I have yet to find the Achilles’ heel of my allergies, however, and they’ve been a bitch bastard for as long as I can remember. They pop up at all the usual times; spring and fall are consistent repeat offenders. But last night, as I was hanging out with Reba and Johnny, something in their house did not agree with something in my face, and the next thing I know my eyes were itching and burning, my nose was dripping like a cheap faucet, and I started getting all gaspy.

It’s always the gaspy part that gets me. Sure it sucks that my eyes itch and my nose drips and whatever, but I’m become very fond of breathing over the years, and when that’s restricted, I get a little panicky.
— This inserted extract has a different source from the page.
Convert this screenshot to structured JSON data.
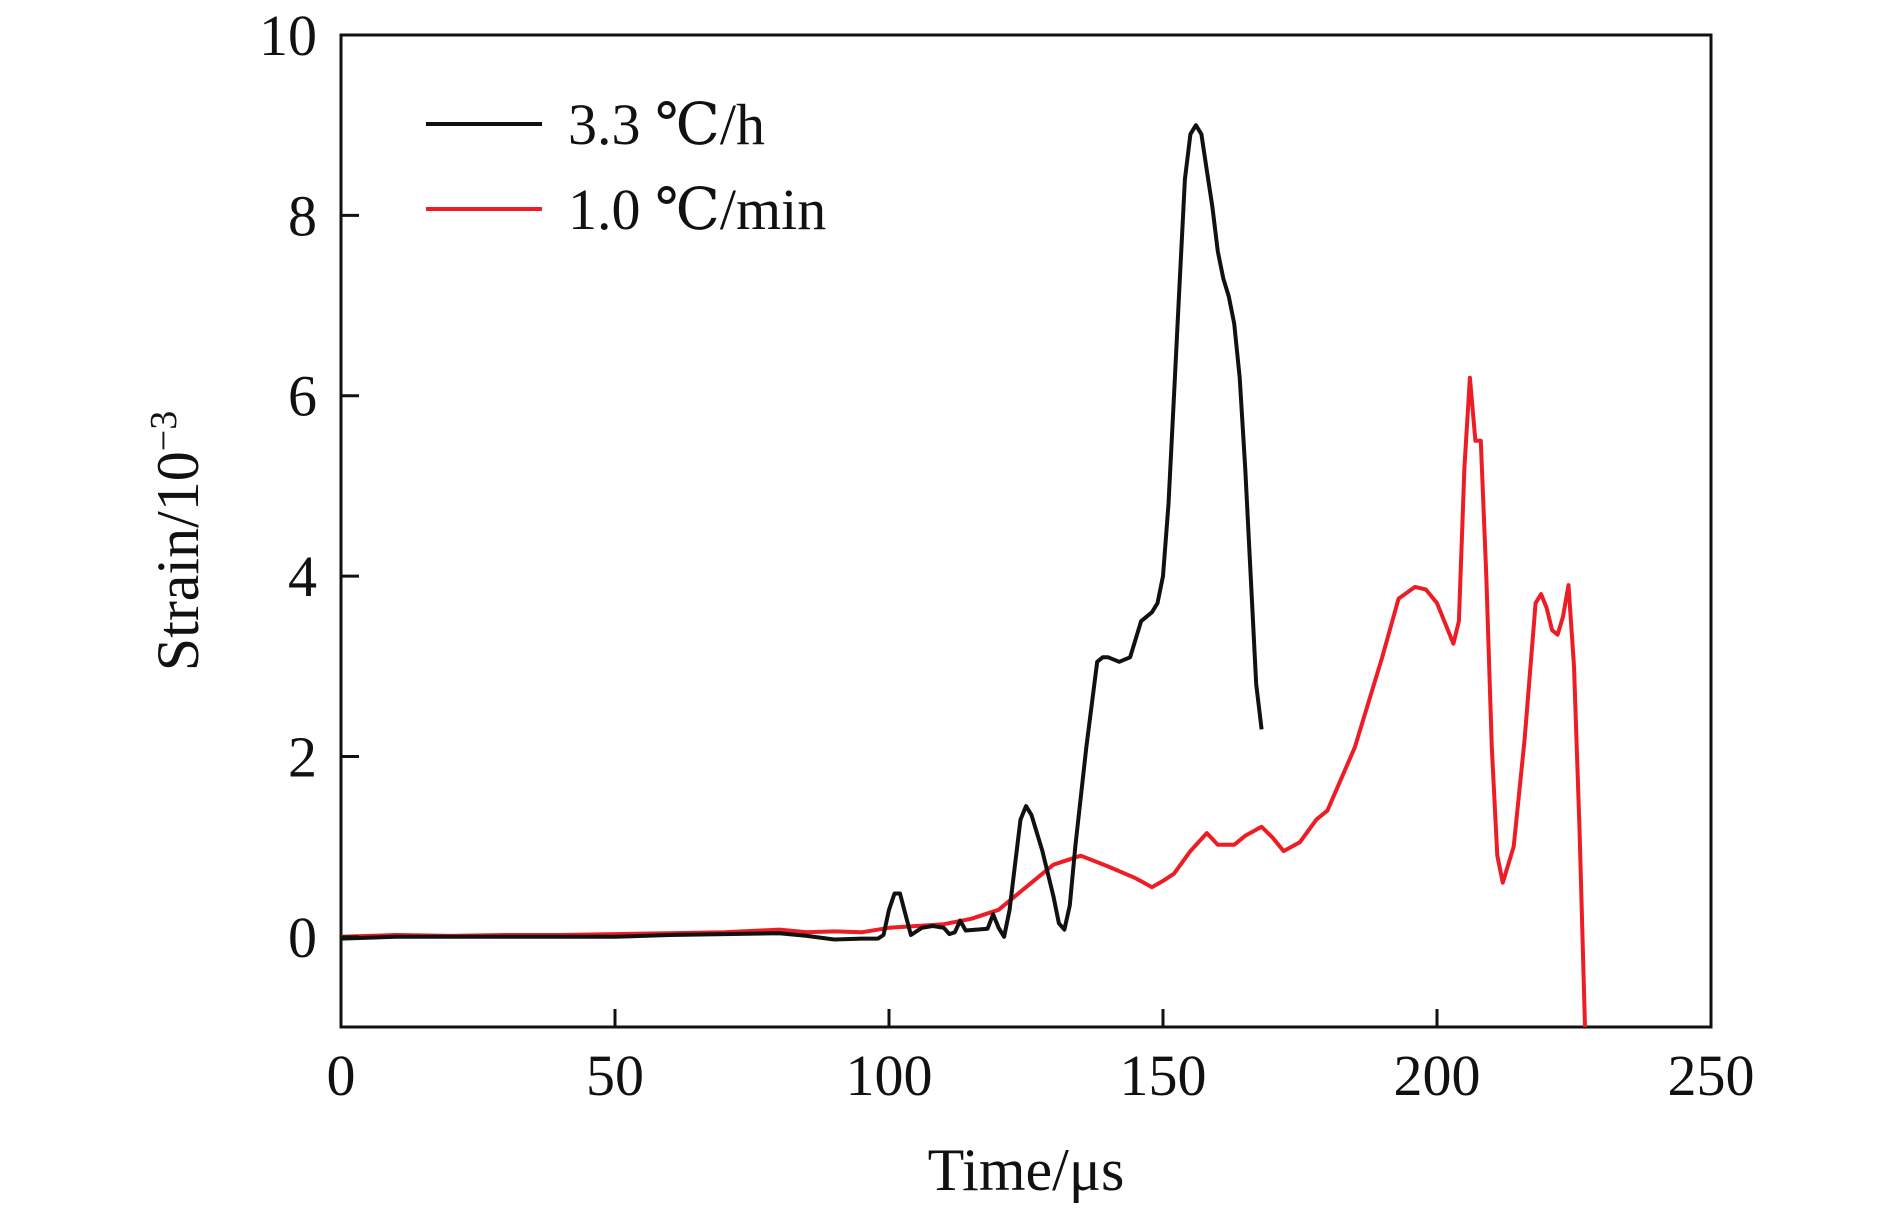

Every time I have a bad allergy attack, my breathing goes to shit. It’s like I’m underwater and breathing through a swizzle stick. It really sucks, and when I was younger it’d scare me so much I’d start to hyperventilate, making the whole situation worse.

Thankfully, Rebs had some benadryl, which took a while to kick in, but left me feeling much better for a while.

Then, about 3 this morning, I woke up from a dream in which I was caught in mud on my back and drowning in murky water. Whatever is floating about in the air in this filthy city has most definitely infiltrated my system, because I’ve been gasping like a beached fish since I woke from my dream, and the kicker is there’s no magic bullet for these things. I can only take my allergy stuff at night since it renders me idiotic so fast I can’t work when I’m all hopped up.

Today, in my Very Important Meeting, I know I must have looked beyond bored with my ceaseless yawning. But I'm not tired, dammit; i just can't breathe!


So I heave and gasp like a fool and occasionally shake off the recurrent terror of my drowning dream. I’d sigh if I had the available air.